“Biodiversità” è un termine che unisce due lingue: in greco infatti bios significa vita, mentre in latino diversitas significa diversità. Con questa parola si indica la grande varietà di animali, piante, funghi e microrganismi che costituiscono il nostro pianeta e le relazioni che li legano. Diversità quindi non solo di forma o struttura, ma anche genetica fra individui, l’abbondanza, la distribuzione e le interazioni tra le diverse componenti degli ecosistemi.
Brevi cenni per affrontare un tema sempre sorprendentemente attuale e particolarmente serio: il nostro approccio alla natura e dunque alla biodiversità.
Siamo ancora perlopiù legati come si legge in un saggio: “a un’ottica biblica secondo cui il creato è lì, fisso e immutabile, per soddisfare le nostre esigenze di specie eletta”. Il concetto di “servizi ecosistemici”, utilizzato per specificare quello che le altre specie fanno per noi esseri umani e per gli ecosistemi, ne è una conferma.
Le politiche di protezione della biodiversità, come quelle messe in campo dalle Nazioni Unite con il Millennium Ecosystem Assessment o con IPBES (Intergovermental Science-Policy Platform on Biodiversity and Ecosystem Services), si basano perlopiù sulla “stima delle conseguenze che i cambiamenti degli ecosistemi hanno sul benessere umano” e i risultati si riferiscono “alle condizioni e ai trend degli ecosistemi mondiali e ai servizi che forniscono”, arrivando anche a classificare i servizi in relazione a quelli che sono i benefici che producono per noi.
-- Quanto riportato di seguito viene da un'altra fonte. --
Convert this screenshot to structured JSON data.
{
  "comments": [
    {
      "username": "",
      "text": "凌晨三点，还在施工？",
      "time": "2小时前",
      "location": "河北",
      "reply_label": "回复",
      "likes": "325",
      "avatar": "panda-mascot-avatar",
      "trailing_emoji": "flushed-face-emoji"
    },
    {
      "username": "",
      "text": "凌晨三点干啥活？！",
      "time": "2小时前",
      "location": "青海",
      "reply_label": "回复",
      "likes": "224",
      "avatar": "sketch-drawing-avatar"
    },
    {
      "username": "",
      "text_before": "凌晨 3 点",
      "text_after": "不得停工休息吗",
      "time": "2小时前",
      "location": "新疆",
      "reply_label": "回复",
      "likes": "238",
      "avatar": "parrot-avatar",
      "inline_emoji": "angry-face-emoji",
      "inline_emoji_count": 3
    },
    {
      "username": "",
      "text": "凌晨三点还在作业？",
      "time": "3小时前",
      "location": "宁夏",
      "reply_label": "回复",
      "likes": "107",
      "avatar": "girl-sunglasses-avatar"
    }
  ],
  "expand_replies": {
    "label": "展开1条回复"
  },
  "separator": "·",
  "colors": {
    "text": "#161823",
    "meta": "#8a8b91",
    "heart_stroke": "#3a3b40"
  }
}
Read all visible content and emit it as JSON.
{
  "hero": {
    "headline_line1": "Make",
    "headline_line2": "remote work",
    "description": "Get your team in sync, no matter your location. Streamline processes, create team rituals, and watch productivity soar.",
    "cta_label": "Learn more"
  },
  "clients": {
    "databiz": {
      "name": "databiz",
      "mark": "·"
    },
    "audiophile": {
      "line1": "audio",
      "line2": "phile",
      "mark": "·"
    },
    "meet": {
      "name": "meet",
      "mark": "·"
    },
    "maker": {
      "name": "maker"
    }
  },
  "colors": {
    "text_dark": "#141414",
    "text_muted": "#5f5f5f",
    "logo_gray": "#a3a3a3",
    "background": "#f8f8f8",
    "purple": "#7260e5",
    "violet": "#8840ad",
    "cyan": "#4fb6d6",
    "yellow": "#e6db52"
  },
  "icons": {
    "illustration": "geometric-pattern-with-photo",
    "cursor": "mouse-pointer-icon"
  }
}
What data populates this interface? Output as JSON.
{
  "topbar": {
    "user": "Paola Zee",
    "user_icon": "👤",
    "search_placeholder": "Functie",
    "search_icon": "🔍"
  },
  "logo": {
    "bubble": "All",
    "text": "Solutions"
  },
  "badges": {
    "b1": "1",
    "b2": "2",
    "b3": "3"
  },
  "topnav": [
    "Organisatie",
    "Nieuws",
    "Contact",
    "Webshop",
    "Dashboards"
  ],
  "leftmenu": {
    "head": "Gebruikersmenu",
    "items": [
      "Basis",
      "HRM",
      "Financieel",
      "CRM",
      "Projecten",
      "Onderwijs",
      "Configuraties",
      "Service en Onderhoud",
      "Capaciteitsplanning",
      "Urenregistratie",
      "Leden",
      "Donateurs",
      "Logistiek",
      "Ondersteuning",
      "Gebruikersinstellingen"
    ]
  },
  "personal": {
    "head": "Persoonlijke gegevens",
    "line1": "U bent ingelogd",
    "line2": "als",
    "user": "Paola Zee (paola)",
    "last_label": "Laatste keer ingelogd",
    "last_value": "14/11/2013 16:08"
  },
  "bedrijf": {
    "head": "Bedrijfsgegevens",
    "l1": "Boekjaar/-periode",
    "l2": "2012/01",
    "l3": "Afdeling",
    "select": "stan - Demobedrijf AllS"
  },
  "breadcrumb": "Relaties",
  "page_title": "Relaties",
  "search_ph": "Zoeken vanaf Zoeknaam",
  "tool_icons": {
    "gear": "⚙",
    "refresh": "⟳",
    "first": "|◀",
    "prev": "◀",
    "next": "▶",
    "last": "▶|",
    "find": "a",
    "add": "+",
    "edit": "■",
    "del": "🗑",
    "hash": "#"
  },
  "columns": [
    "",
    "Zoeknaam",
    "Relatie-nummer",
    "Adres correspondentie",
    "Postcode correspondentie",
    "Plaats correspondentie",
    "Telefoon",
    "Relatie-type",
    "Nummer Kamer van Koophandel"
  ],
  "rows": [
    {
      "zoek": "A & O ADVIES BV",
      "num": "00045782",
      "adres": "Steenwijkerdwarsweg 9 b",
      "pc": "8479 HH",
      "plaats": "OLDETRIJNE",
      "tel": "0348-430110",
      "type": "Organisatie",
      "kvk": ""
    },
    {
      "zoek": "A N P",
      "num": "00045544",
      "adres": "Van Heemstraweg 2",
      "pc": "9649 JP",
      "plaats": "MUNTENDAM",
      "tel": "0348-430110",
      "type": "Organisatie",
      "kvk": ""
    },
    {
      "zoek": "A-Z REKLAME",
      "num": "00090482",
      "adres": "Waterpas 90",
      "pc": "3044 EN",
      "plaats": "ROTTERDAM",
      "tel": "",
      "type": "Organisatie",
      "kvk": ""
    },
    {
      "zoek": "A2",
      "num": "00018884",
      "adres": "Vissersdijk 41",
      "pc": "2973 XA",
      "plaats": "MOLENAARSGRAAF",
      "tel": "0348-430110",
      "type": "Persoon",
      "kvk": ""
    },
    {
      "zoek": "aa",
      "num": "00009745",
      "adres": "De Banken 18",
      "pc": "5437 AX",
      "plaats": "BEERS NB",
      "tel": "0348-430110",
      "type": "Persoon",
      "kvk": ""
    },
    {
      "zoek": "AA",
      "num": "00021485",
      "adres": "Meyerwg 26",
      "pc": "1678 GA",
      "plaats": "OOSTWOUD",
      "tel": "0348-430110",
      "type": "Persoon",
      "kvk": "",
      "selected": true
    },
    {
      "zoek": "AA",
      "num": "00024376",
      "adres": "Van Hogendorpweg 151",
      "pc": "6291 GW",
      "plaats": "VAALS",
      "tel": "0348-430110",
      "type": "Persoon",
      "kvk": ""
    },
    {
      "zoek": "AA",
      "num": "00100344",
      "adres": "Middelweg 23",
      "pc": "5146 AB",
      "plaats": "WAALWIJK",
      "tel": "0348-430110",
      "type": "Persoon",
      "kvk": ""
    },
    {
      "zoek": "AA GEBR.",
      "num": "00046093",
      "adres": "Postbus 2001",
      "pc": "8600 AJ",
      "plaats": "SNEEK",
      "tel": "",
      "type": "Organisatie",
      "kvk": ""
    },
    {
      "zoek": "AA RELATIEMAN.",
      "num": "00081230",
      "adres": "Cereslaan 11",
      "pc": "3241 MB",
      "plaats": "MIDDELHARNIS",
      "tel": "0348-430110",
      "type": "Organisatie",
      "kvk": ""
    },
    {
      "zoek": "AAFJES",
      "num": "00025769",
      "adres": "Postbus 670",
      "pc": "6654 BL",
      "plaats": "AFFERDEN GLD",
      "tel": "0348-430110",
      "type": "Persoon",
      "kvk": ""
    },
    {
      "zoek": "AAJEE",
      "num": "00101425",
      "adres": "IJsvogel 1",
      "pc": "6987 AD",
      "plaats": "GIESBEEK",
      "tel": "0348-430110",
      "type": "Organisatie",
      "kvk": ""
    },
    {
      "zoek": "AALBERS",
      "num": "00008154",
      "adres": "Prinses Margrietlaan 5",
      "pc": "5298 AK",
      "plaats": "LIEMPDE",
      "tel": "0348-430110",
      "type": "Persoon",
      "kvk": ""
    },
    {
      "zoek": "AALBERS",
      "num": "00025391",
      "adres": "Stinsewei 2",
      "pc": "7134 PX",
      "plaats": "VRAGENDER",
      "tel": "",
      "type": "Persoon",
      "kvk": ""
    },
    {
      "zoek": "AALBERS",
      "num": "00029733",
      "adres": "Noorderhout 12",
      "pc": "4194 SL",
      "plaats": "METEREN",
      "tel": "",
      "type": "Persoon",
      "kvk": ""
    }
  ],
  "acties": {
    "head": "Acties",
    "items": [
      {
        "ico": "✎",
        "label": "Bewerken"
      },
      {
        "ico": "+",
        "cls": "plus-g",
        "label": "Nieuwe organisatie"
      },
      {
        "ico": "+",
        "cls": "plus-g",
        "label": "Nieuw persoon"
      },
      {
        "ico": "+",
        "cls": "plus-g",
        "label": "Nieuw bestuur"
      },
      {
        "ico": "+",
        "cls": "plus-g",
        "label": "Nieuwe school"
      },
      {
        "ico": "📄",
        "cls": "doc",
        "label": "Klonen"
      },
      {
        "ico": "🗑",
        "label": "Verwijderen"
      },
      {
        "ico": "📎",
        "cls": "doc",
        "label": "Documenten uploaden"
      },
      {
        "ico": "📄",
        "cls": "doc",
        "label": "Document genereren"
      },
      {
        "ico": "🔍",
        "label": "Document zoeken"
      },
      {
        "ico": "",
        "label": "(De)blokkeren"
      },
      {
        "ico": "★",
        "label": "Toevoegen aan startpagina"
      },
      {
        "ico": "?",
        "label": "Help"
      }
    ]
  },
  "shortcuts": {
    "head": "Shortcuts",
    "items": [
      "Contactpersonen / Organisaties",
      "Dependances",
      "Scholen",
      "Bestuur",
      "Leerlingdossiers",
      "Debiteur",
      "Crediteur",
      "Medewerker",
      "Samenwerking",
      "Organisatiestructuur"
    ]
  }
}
Il tema delle responsabilità morali che gli esseri umani hanno nei confronti dell’ambiente naturale, degli ecosistemi e di ciò che li costituisce e li compone, è oggetto di discussione teorico-filosofica da parte dell’etica ambientale ormai da decenni. Uno degli “oggetti” di cui l’etica ambientale si occupa, infatti, è proprio la biodiversità. Questa viene intesa come fatto strutturalmente necessario alla sopravvivenza e al mantenimento di ogni ecosistema e degli elementi che lo costituiscono per dimostrare che ambiente, ecosistemi e biodiversità hanno valore e quindi se ne può disporre certamente ma non come meglio ci piaccia senza alcuna differenza; ciò che facciamo alla “natura” può essere considerato moralmente giusto o sbagliato, allo stesso modo in cui può essere moralmente giusto o sbagliato il nostro comportamento nei confronti degli altri esseri.
La biodiversità è importante perché ci sono esseri senzienti e pensanti – come gli umani – che sanno riconoscerla, ma è altrettanto vero che quello della vita, della sua varietà e delle sue interconnessioni è un fenomeno eccezionale che si è prodotto indipendentemente dall’uomo, perché la sua origine e i suoi caratteri sono il frutto di processi che prescindono dall’umano, ma che proprio l’umano purtroppo col suo intervento può distruggere in tutto o in parte. Questo carattere indipendente dei fenomeni naturali e della biodiversità può dare vita a un rispetto “morale”. Purtroppo quelli che sono costantemente ignorati sono i nostri “disservizi ecosistemici”, ai quali si affianca quello che potremmo definire il nostro “ruolo predatorio”. Quando cerchiamo di invertire questa tendenza, lo facciamo troppo spesso in un’ottica antropocentrica e mai, ad esempio, perché sentiamo il dovere morale di lasciare alle generazioni dopo di noi questo pianeta così come lo abbiamo trovato o comunque in condizioni di vivibilità, o ancora per un senso di rispetto verso quelle che sono entità e processi complessi e stratificati. Seppure ci consideriamo una specie superiore, purtroppo, quando si tratta di applicare al mondo non umano la capacità di riflessione morale insita in noi, diventiamo e siamo incapaci di andare oltre quello che è il nostro interesse finendo per agire troppo spesso da predatori.